Hope anyway


There are many reasons that people feel despair: life circumstances, daily happenings, chemical imbalances resulting in depression, and many more.

But despair can come from other causes too. There is also spiritual despair.

Spiritual despair

hope-anyway-tnSpiritual despair occurs when you face the impossibility of your own redemption—when you look at your own dysfunctional behavior and at evil you discover in your own heart and cannot see any hope of change. Despair is often the final stage of the spiritual trials we call temptations. Spiritual despair causes you to feel like you’re drowning, like you’ve been punched in the gut, like you’re trapped under the ice, like you can’t draw a breath and soon will suffocate if you can’t manage somehow to escape the flood and suck in some air. In despair, things that once seemed certain—the existence of God, the love of friends, the value of life—fall to doubt and even rejection.
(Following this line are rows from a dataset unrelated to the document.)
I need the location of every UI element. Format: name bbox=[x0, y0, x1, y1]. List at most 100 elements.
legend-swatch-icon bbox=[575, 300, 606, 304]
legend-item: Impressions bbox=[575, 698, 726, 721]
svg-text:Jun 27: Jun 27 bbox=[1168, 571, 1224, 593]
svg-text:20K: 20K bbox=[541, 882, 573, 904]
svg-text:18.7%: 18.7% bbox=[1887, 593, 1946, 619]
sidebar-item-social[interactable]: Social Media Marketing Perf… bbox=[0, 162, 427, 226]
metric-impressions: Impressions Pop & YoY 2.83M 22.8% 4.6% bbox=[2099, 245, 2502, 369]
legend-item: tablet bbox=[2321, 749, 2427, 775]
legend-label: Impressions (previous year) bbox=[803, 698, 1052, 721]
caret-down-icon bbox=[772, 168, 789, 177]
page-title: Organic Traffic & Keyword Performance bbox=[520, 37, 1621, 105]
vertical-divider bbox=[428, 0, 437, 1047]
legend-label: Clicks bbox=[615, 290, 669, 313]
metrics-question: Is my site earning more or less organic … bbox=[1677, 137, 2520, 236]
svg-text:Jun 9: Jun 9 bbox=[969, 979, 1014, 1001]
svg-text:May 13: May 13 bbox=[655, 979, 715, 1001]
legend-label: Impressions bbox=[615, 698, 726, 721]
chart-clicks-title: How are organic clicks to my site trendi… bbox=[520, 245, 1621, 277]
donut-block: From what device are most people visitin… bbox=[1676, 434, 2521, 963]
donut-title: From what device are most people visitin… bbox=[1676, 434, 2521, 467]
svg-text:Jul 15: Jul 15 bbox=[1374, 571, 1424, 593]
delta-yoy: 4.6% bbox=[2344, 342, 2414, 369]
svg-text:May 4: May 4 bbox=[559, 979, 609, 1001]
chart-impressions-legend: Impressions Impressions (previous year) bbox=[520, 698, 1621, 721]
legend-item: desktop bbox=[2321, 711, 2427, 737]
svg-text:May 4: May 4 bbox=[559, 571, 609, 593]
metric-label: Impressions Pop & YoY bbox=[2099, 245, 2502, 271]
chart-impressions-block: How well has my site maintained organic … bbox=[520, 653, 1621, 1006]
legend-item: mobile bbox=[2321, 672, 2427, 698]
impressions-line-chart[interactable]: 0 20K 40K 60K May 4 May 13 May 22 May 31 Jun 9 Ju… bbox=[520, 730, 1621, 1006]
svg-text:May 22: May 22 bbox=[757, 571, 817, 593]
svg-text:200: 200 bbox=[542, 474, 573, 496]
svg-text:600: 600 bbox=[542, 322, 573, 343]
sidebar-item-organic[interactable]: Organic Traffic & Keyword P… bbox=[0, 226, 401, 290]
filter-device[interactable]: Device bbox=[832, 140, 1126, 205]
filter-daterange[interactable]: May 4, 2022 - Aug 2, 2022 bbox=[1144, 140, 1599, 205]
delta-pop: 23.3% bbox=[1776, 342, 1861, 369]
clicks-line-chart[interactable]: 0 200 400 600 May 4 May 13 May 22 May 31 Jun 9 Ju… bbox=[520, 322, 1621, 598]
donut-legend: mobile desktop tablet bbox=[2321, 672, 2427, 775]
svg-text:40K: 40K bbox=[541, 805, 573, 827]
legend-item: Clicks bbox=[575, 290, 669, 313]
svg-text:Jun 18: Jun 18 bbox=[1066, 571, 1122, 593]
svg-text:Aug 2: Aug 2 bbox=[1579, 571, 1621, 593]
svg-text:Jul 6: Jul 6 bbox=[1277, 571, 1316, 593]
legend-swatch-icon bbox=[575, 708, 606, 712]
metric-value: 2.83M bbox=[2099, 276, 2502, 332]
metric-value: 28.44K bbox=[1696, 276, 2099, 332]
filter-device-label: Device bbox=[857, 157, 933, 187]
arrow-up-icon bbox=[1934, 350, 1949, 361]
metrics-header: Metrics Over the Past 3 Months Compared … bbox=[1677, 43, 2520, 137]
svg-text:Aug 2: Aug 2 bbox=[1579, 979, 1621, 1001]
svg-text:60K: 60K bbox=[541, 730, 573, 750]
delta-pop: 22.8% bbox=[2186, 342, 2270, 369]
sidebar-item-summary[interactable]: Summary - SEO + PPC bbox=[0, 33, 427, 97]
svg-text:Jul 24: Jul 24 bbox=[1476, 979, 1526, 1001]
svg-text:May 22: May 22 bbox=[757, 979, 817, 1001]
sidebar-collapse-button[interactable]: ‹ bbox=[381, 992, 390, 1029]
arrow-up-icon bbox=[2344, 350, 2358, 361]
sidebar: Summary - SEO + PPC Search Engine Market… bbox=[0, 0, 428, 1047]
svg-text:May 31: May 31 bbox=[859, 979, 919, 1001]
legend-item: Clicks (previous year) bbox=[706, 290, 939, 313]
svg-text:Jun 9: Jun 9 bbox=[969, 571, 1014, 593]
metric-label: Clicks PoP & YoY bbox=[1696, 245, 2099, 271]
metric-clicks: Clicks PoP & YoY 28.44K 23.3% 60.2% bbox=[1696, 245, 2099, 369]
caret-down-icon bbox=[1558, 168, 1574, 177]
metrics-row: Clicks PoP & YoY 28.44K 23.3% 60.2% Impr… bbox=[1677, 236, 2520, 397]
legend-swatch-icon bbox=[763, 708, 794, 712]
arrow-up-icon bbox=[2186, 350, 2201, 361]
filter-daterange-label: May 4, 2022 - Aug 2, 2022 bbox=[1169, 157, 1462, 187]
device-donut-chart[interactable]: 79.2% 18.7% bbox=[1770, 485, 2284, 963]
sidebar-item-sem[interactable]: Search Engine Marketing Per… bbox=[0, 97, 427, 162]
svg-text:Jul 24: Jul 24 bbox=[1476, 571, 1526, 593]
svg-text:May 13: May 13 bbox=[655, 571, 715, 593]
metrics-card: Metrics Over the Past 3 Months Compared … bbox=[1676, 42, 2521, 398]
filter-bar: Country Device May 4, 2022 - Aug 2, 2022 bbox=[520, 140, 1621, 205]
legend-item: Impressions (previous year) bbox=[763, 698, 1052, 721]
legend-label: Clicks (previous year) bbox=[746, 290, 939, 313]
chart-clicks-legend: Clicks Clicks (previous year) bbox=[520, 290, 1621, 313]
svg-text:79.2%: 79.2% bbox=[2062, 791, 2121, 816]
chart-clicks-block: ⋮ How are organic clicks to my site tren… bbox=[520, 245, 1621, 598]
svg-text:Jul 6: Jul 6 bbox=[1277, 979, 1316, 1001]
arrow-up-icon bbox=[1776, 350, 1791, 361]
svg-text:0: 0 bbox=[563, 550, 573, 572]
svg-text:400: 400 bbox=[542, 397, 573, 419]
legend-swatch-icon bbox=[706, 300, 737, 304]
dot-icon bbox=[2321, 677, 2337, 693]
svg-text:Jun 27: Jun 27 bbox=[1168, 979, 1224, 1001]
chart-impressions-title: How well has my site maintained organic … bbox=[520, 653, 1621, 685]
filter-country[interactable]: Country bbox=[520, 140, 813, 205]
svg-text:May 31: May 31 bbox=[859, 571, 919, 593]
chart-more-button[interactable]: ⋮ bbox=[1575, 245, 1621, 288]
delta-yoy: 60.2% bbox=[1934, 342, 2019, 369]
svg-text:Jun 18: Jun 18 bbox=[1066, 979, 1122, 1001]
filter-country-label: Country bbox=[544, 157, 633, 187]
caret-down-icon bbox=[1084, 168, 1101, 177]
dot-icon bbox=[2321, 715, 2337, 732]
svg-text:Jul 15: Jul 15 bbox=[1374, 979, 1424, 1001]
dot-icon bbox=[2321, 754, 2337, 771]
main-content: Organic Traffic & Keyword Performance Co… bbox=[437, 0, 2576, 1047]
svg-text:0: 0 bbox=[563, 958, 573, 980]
Despair is evil. It is not evil to despair, but it is evil that causes it. We are spiritual beings, surrounded by an unseen world that nonetheless influences us. There is a heaven and there is a hell, and hell doesn’t like you very much. Despair is a powerful tool hell uses.

Spiritual suicide

Despair can cause you not only to kill yourself physically, but to attempt spiritual suicide as well. You decide, “Well, I’m not the sort of person who belongs in a church.” You might say to yourself, “What difference does it make what decision I make? It’s not like I’m ever going to heaven, anyway.” You declare, “There is no God, so it doesn’t matter which decision I make.” Despair sets you up for the next temptation, shatters your resolve so that you backslide into behaviors you had been trying to break free from. Like going on an eating binge just because you slipped once in your diet, despair can trigger a series of decisions that themselves lead to even more despair.

Don’t let despair get you. Spiritual despair tells you that you are no good. It’s a nasty trick, because it takes the very true idea that all goodness comes from the Lord and turns it on its ear. The Lord said, “I am the vine, you are the branches....Without Me you can do nothing” (John 15:5). Despair says there is no God, so there is no good. Or if there is a God, He wouldn’t help you, because you are no good.

That’s a lie. The Lord is forever flowing into every person’s heart, inspiring in every person a desire to do good. You just have to accept it. You have to give it a place in your heart to land. True, you cannot overcome your spiritual temptations, but if you let Him, the Lord can.

When someone is drowning, that person will instinctively act in ways that make it hard to be saved. A drowning person is dangerous. Ask a lifeguard. When you are in spiritual despair, your instincts are all wrong. Stop flailing. Surrender. Ask the Lord to save you from your despair, and then wait. He will save you, if you give Him permission. And He promises that after despair comes comfort; that after struggle comes rest; after combat, victory. Read the Psalms and see.

Moreover, when you are in despair, you are on the threshold of something good!

Spiritual rebirth

Spiritual rebirth is a result of spiritual struggle. Hell wouldn’t need to attack so fiercely if heaven wasn’t just around the corner.

God Himself has felt despair. He knows what we go through. He’s been there, and He’s defeated it. If you let Him, He’ll defeat it for you, too. In Secrets of Heaven 1787, it says this:

“All temptation is attended with some appearance of despair; otherwise it is not temptation…. They who are being tempted are brought into anxieties, which induce a state of despair concerning the end: the very combat of temptation is nothing else…. As the Lord endured the most direful and cruel of temptations of all, He, also, could not but be driven into despairs, which He dispelled and overcame by His own power.”

Faith saves. But faith isn’t saying a certain prayer or making a certain statement. Faith is living as if you trust that the Lord will save you. To be able to have that trust, you need to make an effort. Fight on a little longer. Do something for someone else, no matter how you feel about yourself. Take another breath. Trust in the Lord, and He will keep His promises.

I could say, “Don’t despair.” But despair happens without our choosing. Rather, when you despair, hope anyway.